Leserbriefe




Leserbrief zum Beschluss des Bundestages zu einem Gedenktag der Vertriebenen

Künftig soll am Weltflüchtlingstag auch der Deutschen Vertriebenen gedacht werden. Dies hat im Juni der Bundestag anlässlich der Beratung zum 60. Jahrestages des Bundesvertriebenengesetzes beschlossen, wie wir in der Ausgabe 7/2013 dieser Zeitung lesen konnten. Die Betonung liegt auf „dieser Zeitung”, denn das allgemeine Presseecho ist äußerst dürftig, so dass man mit dieser Feststellung auch gleich die Frage verbinden kann, was sich jetzt wohl ändern wird. Erst mal doch wohl nichts, denn der Beschluss des Bundestages sieht ja nur vor, dass die Bundesregierung sich bei den Vereinten Nationen dafür einsetzen soll, dass der bestehende Weltflüchtlingstag am 20. Juni um das Gedenken an die Opfer von Vertreibung erweitert wird.

Ob die Vereinten Nationen dieser Anregung folgen, bleibt damit erst einmal offen. Auch kann viel Zeit vergehen, denn die Geschichte zu einem Gedenktag hat ein langes und trauriges Vorspiel, das bis ins Jahr 2003 zurückgeht. Und wenn der deutschen Anregung gefolgt wird, geht es um Vertreibung allgemein und nicht etwa um die ca. 12 Millionen Deutschen Heimatvertriebenen und die zahllosen Opfer, die letztendlich bereits in der historischen Mottenkiste im letzten Winkel liegen.

Welcher Opfer von Vertreibung soll gedacht werden? Statt eines gesonderten Gedenktages, wie vom Bund der Vertriebenen mit dem Bezug auf die Charta der deutschen Heimatvertriebenen vorgeschlagen und gefordert, beinhaltet der Vorschlag an die Vereinten Nationen nun ein unerhebliches Anhängsel für den bereits seit 2001 bestehenden UN-Weltflüchtlingstages, der nach dem intus unserer Parteien dann beliebig, mehr oder weniger nachhaltig und ohne jegliche Verpflichtung für die Deutschen Heimatvertriebenen interpretierbar ist. Denn das Auftreten der Deutschen Heimatvertriebenen, ja ihre Existenz überhaupt wird nach wie vor als revanchistische und revisionistische Bestrebung und Tatsache ausgelegt, wie man letztendlich aus den Stellungnahmen einiger Vertreter der Parteien in der Sitzung des Bundestages (z.B. Grüne, Linke) schlussfolgern kann.
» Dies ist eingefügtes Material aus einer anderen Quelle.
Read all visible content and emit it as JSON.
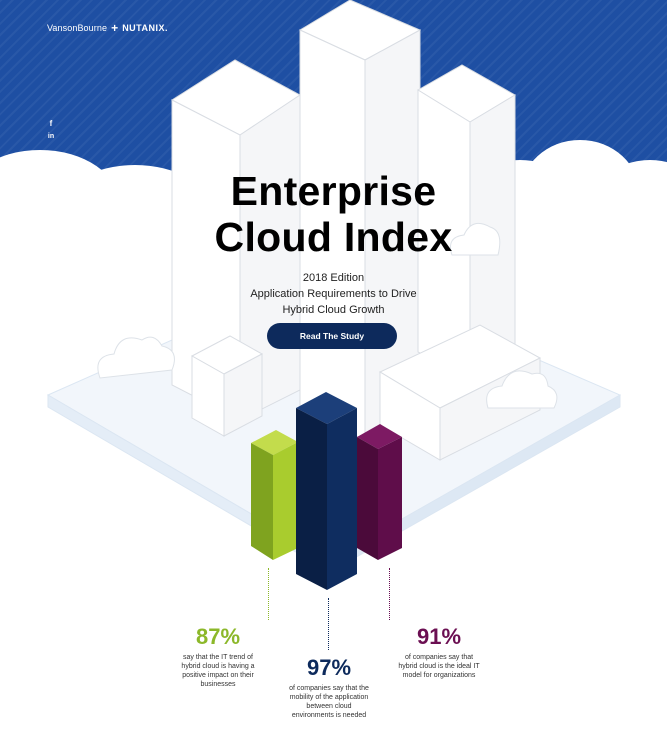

Nicht ohne Grund hatte es ja damals in der DDR keine Vertriebenen zu geben. Diese Denk- und Handlungsweise ist fallbezogen immer wieder aktivierbar. Der Umgang mit der Deutschen Geschichte ist aber über diese Art der Verdrängung nicht normalisierbar.

Warum war es der Regierungskoalition wichtig, nun den Weltflüchtlingstag um das Gedenken an die Opfer von Vertreibung zu erweitern? Hier spielen sicherlich zwei triftige Gründe eine Rolle. Im Wahljahr 2013 sollte das Thema Gedenktag für die Vertriebenen nun endlich zu einem Ergebnis geführt werden. Doch ein positives Ergebnis ist nur mit der nötigen Stimmenmehrheit erreichbar. Hier war sich offensichtlich die Regierungskoalition nicht sicher und hat kurz vor den Bundestagsterminen zum 60. Jahrestag des Bundesvertriebenengesetzes in einem Gewaltakt die Problematik eines nur Deutschen Gedenktages für die Vertriebenen für die deutsche Politik entschärft und neutralisiert. Denn gegen einen derartigen allgemeinen Gedenktag der Vereinten Nationen, in dem die deutschen Vertriebenen in dem aktuellen Weltgeschehen allenfalls eine untergeordnete Rolle spielen, kann das Gegenstimmenpotential nur klein sein.

So war es dann auch. Mit der Stimmenthaltung der SPD und der Grünen lief bei Gegenstimmen der Linken der entschärfte Antrag durch. Die Regierungskoalition verbucht das als Erfolg und die Vertriebenen sind enttäuscht. Denn das Ergebnis ist im Moment überhaupt noch keins und wenn überhaupt, in einer Entscheidung der Vereinten Nationen ein Mikrostein, auf den niemand Stolz sein kann, nicht die Politiker und schon gar nicht die Vertriebenen. Alles in allem ein weichgespülter Kompromiss in der Deutschen Parteipolitik. Sich tröstend kann man allenfalls sagen, mehr war nicht möglich.

Die Politik bietet aber noch andere Möglichkeiten, wie das Land Bayern und jetzt auch Hessen zeigt: Die Einführung eines länderbezogenen Gedenktages für die Opfer von Flucht, Vertreibung und Deportation. CSU- und CDU-geführte Länder machen es möglich.